Hümaşah tepkisiz bir ifadeyle Selvihana doğru eğildi. Sinir bozucu derece sakinlikle,
"Buradan çıkarsan belki ödetirsin. Kabullen artık ben kazandım." dedi.

Selvihan bir hışımla ayağa kalkıp Hümaşah'a saldırmak için hamle yaptı ama Bayram ağa hemen araya girip engelledi. Hümaşah Selvihan'ın acınası hâline gülüp orayı terketti. Selvihan ise kilitlendiği zifiri zindanda hırsla ağlamaktan başka bir şey yapamadı. Hümaşah dairesine girdiğinde cariyelerine güzel bir sofra kurmalarını emretti. Zira bu akşam zaferinin tadını çıkaracaktı.

Sultan Selim ise kararsızdı. Aslında verilecek ceza belliydi ama Selvihan gebeydi bu yüzden asıl kararı ertelemesi gerekirdi. Kapı çalınınca düşüncelerinden ayrıldı. Gelen has oda başı Şahin ağaydı.
"Hünkârım buyurduğunuz gibi hekim kadınları ve bütün cariyeleri sorguladık. Lakin bir türlü itiraf alamadım."

"Âlâ. Yarın Selvihan'ı bir kez daha sorgulayın kiminle iş birliği yaptığını öğrenin."

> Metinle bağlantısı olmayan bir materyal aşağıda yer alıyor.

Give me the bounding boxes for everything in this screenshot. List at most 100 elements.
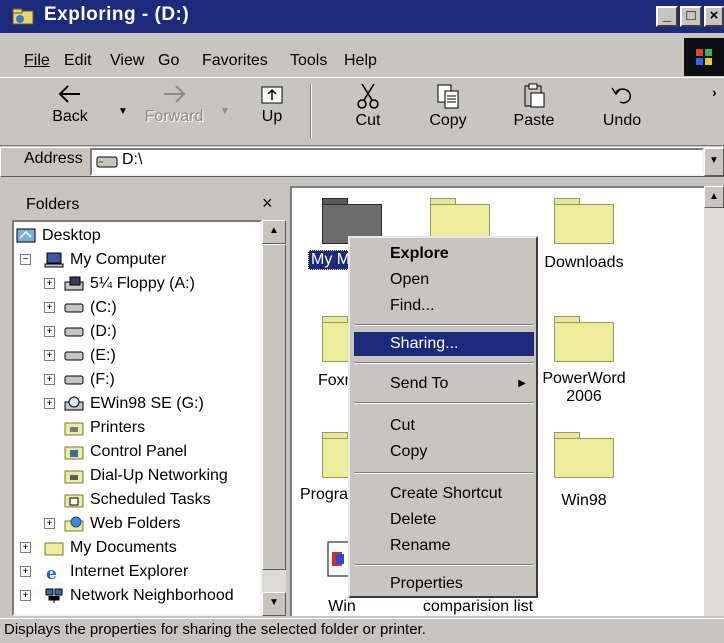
menu-edit[interactable]: Edit (64, 52, 92, 70)
expand-toggle[interactable]: + (44, 326, 55, 337)
file-label-foxmail[interactable]: Foxmail (318, 372, 348, 390)
folder-tree-scrollbar[interactable]: ▲ ▼ (262, 220, 286, 616)
file-label-comparison-list[interactable]: comparision list (398, 598, 558, 616)
tree-item-drive-g[interactable]: + EWin98 SE (G:) (44, 392, 204, 416)
context-menu-sharing[interactable]: Sharing... (354, 332, 534, 356)
menu-separator (354, 472, 534, 474)
expand-toggle[interactable]: + (44, 302, 55, 313)
close-button[interactable]: × (704, 6, 724, 27)
paste-button[interactable]: Paste (508, 82, 560, 142)
tree-item-scheduled-tasks[interactable]: Scheduled Tasks (64, 488, 211, 512)
expand-toggle[interactable]: + (44, 374, 55, 385)
maximize-button[interactable]: □ (680, 6, 702, 27)
menu-view[interactable]: View (110, 52, 144, 70)
file-label-downloads[interactable]: Downloads (538, 254, 630, 272)
expand-toggle[interactable]: + (20, 590, 31, 601)
file-label-powerword[interactable]: PowerWord 2006 (538, 370, 630, 406)
menu-file[interactable]: File (24, 52, 50, 70)
tree-item-my-documents[interactable]: + My Documents (16, 536, 177, 560)
scroll-down-button[interactable]: ▼ (262, 592, 286, 616)
forward-button[interactable]: Forward (140, 82, 208, 142)
context-menu-cut[interactable]: Cut (354, 414, 534, 438)
folder-tree[interactable]: Desktop − My Computer + 5¼ Floppy (A:) +… (12, 220, 262, 616)
drive-icon (96, 156, 118, 168)
dial-up-folder-icon (64, 468, 84, 484)
tree-item-my-computer[interactable]: − My Computer (16, 248, 166, 272)
status-text: Displays the properties for sharing the … (4, 621, 426, 638)
back-dropdown-arrow[interactable]: ▼ (118, 106, 128, 117)
context-menu-delete[interactable]: Delete (354, 508, 534, 532)
tree-item-printers[interactable]: Printers (64, 416, 145, 440)
context-menu-copy[interactable]: Copy (354, 440, 534, 464)
tree-item-network-neighborhood[interactable]: + Network Neighborhood (16, 584, 234, 608)
tree-item-drive-d[interactable]: + (D:) (44, 320, 117, 344)
scroll-up-button[interactable]: ▲ (262, 220, 286, 244)
undo-label: Undo (602, 112, 642, 129)
folder-icon[interactable] (554, 432, 614, 478)
expand-toggle[interactable]: + (44, 278, 55, 289)
expand-toggle[interactable]: + (20, 566, 31, 577)
cut-button[interactable]: Cut (348, 82, 388, 142)
tree-item-internet-explorer[interactable]: + e Internet Explorer (16, 560, 188, 584)
tree-item-label: EWin98 SE (G:) (90, 395, 204, 412)
minimize-button[interactable]: _ (656, 6, 678, 27)
back-arrow-icon (58, 85, 80, 103)
file-list-scrollbar[interactable]: ▲ (704, 186, 724, 616)
folder-icon[interactable] (554, 198, 614, 244)
file-label-win[interactable]: Win (322, 598, 362, 616)
address-dropdown-button[interactable]: ▼ (704, 148, 724, 176)
my-documents-folder-icon (44, 540, 64, 556)
context-menu-rename[interactable]: Rename (354, 534, 534, 558)
tree-item-desktop[interactable]: Desktop (16, 224, 101, 248)
folder-icon[interactable] (554, 316, 614, 362)
undo-button[interactable]: Undo (596, 82, 648, 142)
forward-arrow-icon (164, 85, 186, 103)
tree-item-label: (D:) (90, 323, 117, 340)
up-button[interactable]: Up (252, 82, 292, 142)
tree-item-dial-up-networking[interactable]: Dial-Up Networking (64, 464, 228, 488)
copy-button[interactable]: Copy (424, 82, 472, 142)
tree-item-drive-c[interactable]: + (C:) (44, 296, 117, 320)
address-input[interactable] (90, 148, 704, 176)
expand-toggle[interactable]: + (44, 518, 55, 529)
menu-help[interactable]: Help (344, 52, 377, 70)
context-menu-explore[interactable]: Explore (354, 242, 534, 266)
scroll-thumb[interactable] (262, 244, 286, 570)
tree-item-label: Control Panel (90, 443, 187, 460)
folders-pane-close-button[interactable]: × (262, 193, 273, 214)
tree-item-drive-f[interactable]: + (F:) (44, 368, 115, 392)
menu-go[interactable]: Go (158, 52, 179, 70)
scroll-up-button[interactable]: ▲ (704, 186, 724, 208)
toolbar-overflow-chevron[interactable]: › (712, 84, 717, 100)
tree-item-label: My Documents (70, 539, 177, 556)
tree-item-drive-e[interactable]: + (E:) (44, 344, 116, 368)
menu-separator (354, 564, 534, 566)
file-label-programs[interactable]: Programs (300, 486, 348, 504)
context-menu-open[interactable]: Open (354, 268, 534, 292)
expand-toggle[interactable]: + (44, 398, 55, 409)
menu-favorites[interactable]: Favorites (202, 52, 268, 70)
tree-item-label: 5¼ Floppy (A:) (90, 275, 195, 292)
context-menu-find[interactable]: Find... (354, 294, 534, 318)
collapse-toggle[interactable]: − (20, 254, 31, 265)
context-menu-properties[interactable]: Properties (354, 572, 534, 596)
internet-explorer-icon: e (44, 564, 64, 584)
file-label-win98[interactable]: Win98 (538, 492, 630, 510)
tree-item-control-panel[interactable]: Control Panel (64, 440, 187, 464)
tree-item-label: Desktop (42, 227, 101, 244)
folders-pane-title: Folders (26, 196, 80, 213)
tree-item-floppy-a[interactable]: + 5¼ Floppy (A:) (44, 272, 195, 296)
copy-label: Copy (429, 112, 467, 129)
expand-toggle[interactable]: + (20, 542, 31, 553)
forward-dropdown-arrow[interactable]: ▼ (220, 106, 230, 117)
context-menu-send-to[interactable]: Send To ▶ (354, 372, 534, 396)
scissors-icon (357, 83, 379, 109)
tree-item-web-folders[interactable]: + Web Folders (44, 512, 180, 536)
back-label: Back (52, 108, 88, 125)
context-menu: Explore Open Find... Sharing... Send To … (348, 236, 538, 598)
menu-tools[interactable]: Tools (290, 52, 327, 70)
back-button[interactable]: Back (46, 82, 94, 142)
expand-toggle[interactable]: + (44, 350, 55, 361)
context-menu-create-shortcut[interactable]: Create Shortcut (354, 482, 534, 506)
up-folder-icon (261, 86, 283, 104)
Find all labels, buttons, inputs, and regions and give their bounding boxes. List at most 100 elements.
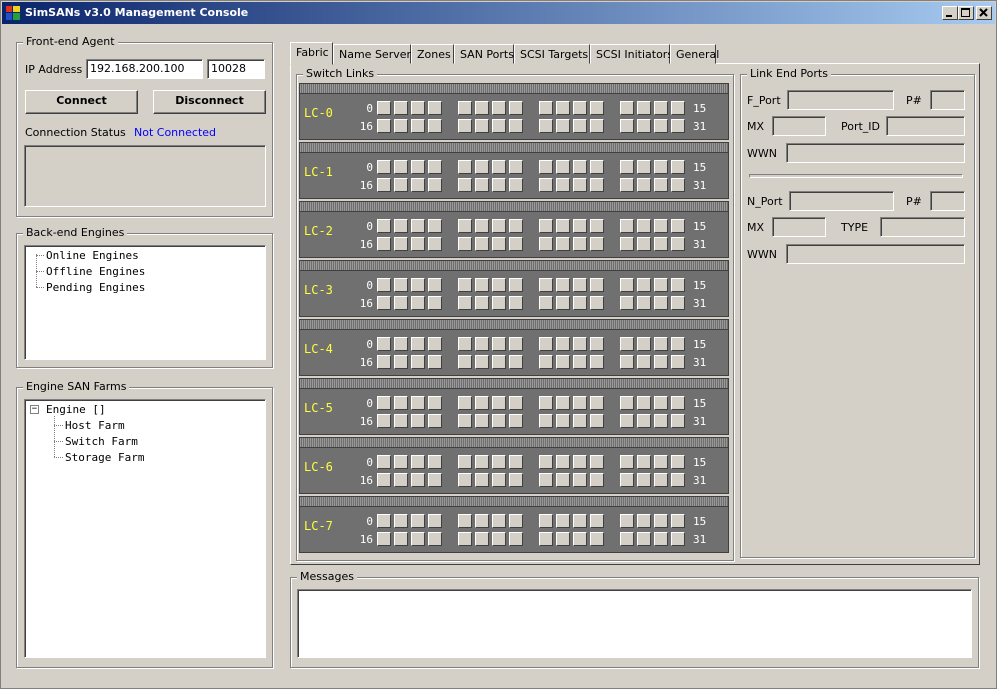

"Emriniz olur lakin Selvihan Sultan sadece inkar ediyor. Ben yine de elimden geleni yapacağım."

***

Ertesi gün Şahin ağa Selvihan'ın olduğu hücreden çıkıyordu. O sırada Mevlüt paşa da zindana gelmişti. Şahin ağa başını olumsuz anlamda salladı. Mevlüt onun ne demek istediğini anlamıştı. Bir şey demeden Selvihan'ın hücresine girdi ve kendi de sorgulamaya başladı. Fakat ne kadar uğraşsa da Selvihan inkara devam etti.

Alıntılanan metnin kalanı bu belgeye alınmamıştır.